Leur vieux monde face au nôtre : 19 fachos de 70 ans, protégés par une armada de policiers surarmés, face à 500 contre manifestant·es déterminé·es
La ville de Couëron se trouve dans l’agglomération de Nantes, le long de la Loire. C’est une ville de tradition ouvrière et historiquement de gauche, tombée depuis les dernières élections municipales entre les griffes du peu recommandable Axel Casenave, maire « divers droite », élu à deux voix près. À 23 ans ce dernier n’a pas attendu le poids des années pour agir en réactionnaire et son palmarès, en à peine quelques semaines, est édifiant : refus de raccorder un campement de Roms à l’eau potable, plan de coupes budgétaires et de licenciements dans les services municipaux – non sans avoir toute honte bue préalablement doublé, dès le premier conseil, son indemnité de fonction et mettant à disposition une salle municipale au Rassemblement National.
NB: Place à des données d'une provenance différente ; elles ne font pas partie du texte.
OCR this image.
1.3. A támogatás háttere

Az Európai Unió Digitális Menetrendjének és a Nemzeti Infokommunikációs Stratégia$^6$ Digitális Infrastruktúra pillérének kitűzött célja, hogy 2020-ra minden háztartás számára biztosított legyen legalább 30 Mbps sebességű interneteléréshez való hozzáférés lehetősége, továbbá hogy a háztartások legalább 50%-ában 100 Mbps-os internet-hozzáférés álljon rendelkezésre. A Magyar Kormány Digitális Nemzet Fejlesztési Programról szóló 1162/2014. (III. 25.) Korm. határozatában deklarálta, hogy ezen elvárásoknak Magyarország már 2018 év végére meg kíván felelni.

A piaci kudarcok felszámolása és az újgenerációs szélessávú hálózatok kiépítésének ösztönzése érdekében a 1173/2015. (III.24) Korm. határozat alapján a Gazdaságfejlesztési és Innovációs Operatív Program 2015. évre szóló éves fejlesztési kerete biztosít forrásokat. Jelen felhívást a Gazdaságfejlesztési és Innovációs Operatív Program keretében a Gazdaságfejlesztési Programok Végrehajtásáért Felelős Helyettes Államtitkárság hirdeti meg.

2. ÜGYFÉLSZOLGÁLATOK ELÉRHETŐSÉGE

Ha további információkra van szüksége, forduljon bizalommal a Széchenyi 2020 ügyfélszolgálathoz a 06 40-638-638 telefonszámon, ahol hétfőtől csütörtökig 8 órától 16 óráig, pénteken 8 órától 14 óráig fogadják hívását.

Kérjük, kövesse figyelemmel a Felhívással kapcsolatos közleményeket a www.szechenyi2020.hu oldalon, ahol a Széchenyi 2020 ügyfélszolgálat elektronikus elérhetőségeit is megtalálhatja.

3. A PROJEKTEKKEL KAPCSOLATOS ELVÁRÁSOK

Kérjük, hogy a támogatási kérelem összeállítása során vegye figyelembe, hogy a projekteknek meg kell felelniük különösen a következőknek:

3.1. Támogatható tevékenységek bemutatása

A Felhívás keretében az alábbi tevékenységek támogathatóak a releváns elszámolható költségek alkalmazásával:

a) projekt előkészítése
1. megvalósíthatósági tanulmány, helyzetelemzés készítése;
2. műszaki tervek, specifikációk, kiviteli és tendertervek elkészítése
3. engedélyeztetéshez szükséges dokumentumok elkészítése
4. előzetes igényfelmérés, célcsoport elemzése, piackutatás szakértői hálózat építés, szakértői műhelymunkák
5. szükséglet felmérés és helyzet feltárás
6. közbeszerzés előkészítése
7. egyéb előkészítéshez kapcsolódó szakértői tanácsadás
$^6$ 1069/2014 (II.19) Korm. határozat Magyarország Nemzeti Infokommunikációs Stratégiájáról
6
À l’initiative de cette réunion d’extrême droite, un certain Jocelyn Gillet, ancien militant du PS qui, après un passage par la macronie, a finalement posé ses valises au RN — de là à dire que la distance politique entre ces trois partis se réduit à peau de chagrin, il n’y a qu’un pas. Cet opportuniste reconverti dans le néofascisme l’admet : la municipalité de Couëron a été la seule à répondre vite et positivement au RN.
On le voit depuis quelques mois, le parti lepéniste s’échine à exister en Loire-Atlantique, mais que ce soit à Orvault où la députée européenne Angéline Furet a dû annuler sa venue, à Saint-Herblain où la réunion fut décommandée, à Vertou où le pourtant tristement célèbre Sébastien Chenu rencontra à peine 80 personnes : partout autour de Nantes, la mobilisation populaire continue de se faire entendre pour les mettre en échec.
Ce samedi 27 juin, les Couëronnais·es se sont ainsi mobilisé·es en nombre pour protester contre cette réunion. Devant 500 personnes, pendant une heure, les discours s’enchaînent, avec de trop nombreux appels au calme et à la retenue : « pas d’invectives », « ne nous rapprochons pas trop de la salle », « nous sommes pacifistes ». Le traditionnel chapelet socialiste qui ne se prétend antifasciste dans les prises de paroles et ne s’incarne nulle-part ailleurs semble vite fatiguer l’assemblée. Ludovic Joyeux, le malheureux candidat PS, se croit quasiment en meeting de campagne — pour l’anecdote on croisera même quelques drapeaux des Jeunes Socialistes, une espèce que nous pensions disparue depuis longtemps.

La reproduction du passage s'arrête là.